8. An AI question-answering accuracy optimization device, wherein the AI question-answering accuracy optimization device is applied to the AI question-answering accuracy optimization method as described in any one of claims 1 to 7, characterized in that, The AI question-answering accuracy optimization device includes: The multi-source heterogeneous data segmentation module is used to segment multi-source heterogeneous data into semantic units, and then perform vectorization encoding through Sentence-BERT, TaBERT, and CLIP encoders respectively to obtain a multi-source semantic vector set. The hierarchical semantic index tree structure construction module is used to construct a hierarchical semantic index tree structure from the multi-source semantic vector set through two-layer K-means clustering. The user question identification and extraction module is used to respond to external user questions by combining the hierarchical semantic index tree structure with the user question and performing intent identification and entity extraction through the RoBERTa model to obtain structured query triples. The candidate prompt word encoding set generation module is used to fill the structured query triples into a multi-type prompt template to generate candidate prompt words, and to perform comparative learning encoding through SimCSE-RoBERTa to obtain the candidate prompt word encoding set. The candidate prompt word encoding semantic alignment module is used to perform double semantic alignment on the candidate prompt word encoding set to calculate multi-dimensional semantic similarity and credibility score, and obtain a comprehensive score candidate answer set; The AI question-answering result optimization module is used to sort and filter the comprehensive score candidate answer set, reconstruct the optimal prompt words and input them into the large language model to obtain the optimized AI question-answering result.
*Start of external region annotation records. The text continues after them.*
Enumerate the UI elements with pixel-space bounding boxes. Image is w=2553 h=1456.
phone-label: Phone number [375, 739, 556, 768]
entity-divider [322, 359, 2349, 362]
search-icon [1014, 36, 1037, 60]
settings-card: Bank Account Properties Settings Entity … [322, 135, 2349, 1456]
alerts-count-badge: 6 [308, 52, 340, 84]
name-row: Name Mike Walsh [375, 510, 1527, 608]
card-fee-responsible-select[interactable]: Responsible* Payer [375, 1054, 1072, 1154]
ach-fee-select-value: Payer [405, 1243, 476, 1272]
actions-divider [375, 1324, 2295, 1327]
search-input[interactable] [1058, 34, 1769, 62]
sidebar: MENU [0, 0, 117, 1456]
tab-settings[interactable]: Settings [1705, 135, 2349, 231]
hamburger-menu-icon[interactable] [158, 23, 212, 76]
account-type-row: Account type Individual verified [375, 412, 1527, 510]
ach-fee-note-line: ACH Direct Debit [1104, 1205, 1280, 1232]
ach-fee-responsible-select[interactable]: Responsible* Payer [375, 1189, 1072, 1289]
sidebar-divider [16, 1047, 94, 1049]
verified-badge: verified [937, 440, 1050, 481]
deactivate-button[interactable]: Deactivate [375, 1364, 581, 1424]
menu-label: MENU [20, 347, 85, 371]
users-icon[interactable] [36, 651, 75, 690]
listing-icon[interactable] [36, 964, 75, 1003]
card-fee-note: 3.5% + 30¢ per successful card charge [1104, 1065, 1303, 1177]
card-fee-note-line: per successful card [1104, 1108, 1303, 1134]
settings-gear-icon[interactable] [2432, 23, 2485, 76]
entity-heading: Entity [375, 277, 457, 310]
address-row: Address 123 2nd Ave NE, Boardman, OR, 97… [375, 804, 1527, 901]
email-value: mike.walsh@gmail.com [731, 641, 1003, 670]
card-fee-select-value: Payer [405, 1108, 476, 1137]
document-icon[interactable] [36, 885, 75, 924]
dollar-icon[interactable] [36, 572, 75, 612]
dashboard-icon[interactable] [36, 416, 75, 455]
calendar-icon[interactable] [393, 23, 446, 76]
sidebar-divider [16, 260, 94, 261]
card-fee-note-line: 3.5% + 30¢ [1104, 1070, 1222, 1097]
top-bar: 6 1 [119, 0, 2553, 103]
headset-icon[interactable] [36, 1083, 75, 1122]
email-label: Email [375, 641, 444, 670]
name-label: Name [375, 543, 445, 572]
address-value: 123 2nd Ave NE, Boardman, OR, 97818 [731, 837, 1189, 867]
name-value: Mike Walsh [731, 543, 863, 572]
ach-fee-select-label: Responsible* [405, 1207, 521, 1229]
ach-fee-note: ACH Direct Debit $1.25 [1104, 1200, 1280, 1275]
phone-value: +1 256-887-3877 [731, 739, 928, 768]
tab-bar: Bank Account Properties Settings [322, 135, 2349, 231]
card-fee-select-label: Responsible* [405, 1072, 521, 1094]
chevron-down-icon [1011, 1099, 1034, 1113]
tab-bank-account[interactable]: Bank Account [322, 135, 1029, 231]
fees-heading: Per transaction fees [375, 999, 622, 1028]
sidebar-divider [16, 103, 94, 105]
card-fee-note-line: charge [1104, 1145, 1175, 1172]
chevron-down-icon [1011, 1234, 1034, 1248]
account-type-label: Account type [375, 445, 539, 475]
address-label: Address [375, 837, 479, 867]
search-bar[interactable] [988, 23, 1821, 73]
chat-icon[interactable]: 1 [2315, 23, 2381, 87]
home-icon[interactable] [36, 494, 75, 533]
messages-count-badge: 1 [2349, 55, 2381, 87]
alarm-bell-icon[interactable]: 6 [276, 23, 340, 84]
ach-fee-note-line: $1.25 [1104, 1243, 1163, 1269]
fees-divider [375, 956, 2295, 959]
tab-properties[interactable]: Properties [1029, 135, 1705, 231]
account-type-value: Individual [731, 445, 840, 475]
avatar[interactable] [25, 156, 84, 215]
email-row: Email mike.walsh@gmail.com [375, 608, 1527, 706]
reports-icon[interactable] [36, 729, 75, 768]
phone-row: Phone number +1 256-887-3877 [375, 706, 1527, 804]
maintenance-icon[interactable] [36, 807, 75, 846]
9. An electronic device, characterized in that, The method includes a processor and a memory coupled to the processor, the memory storing program instructions executable by the processor; when the processor executes the program instructions stored in the memory, it implements the AI question-answering accuracy optimization method as described in any one of claims 1 to 7.
10. A computer-readable storage medium, characterized in that, The computer-readable storage medium stores program instructions that, when executed by a processor, enable the AI question-answering accuracy optimization method as described in any one of claims 1 to 7.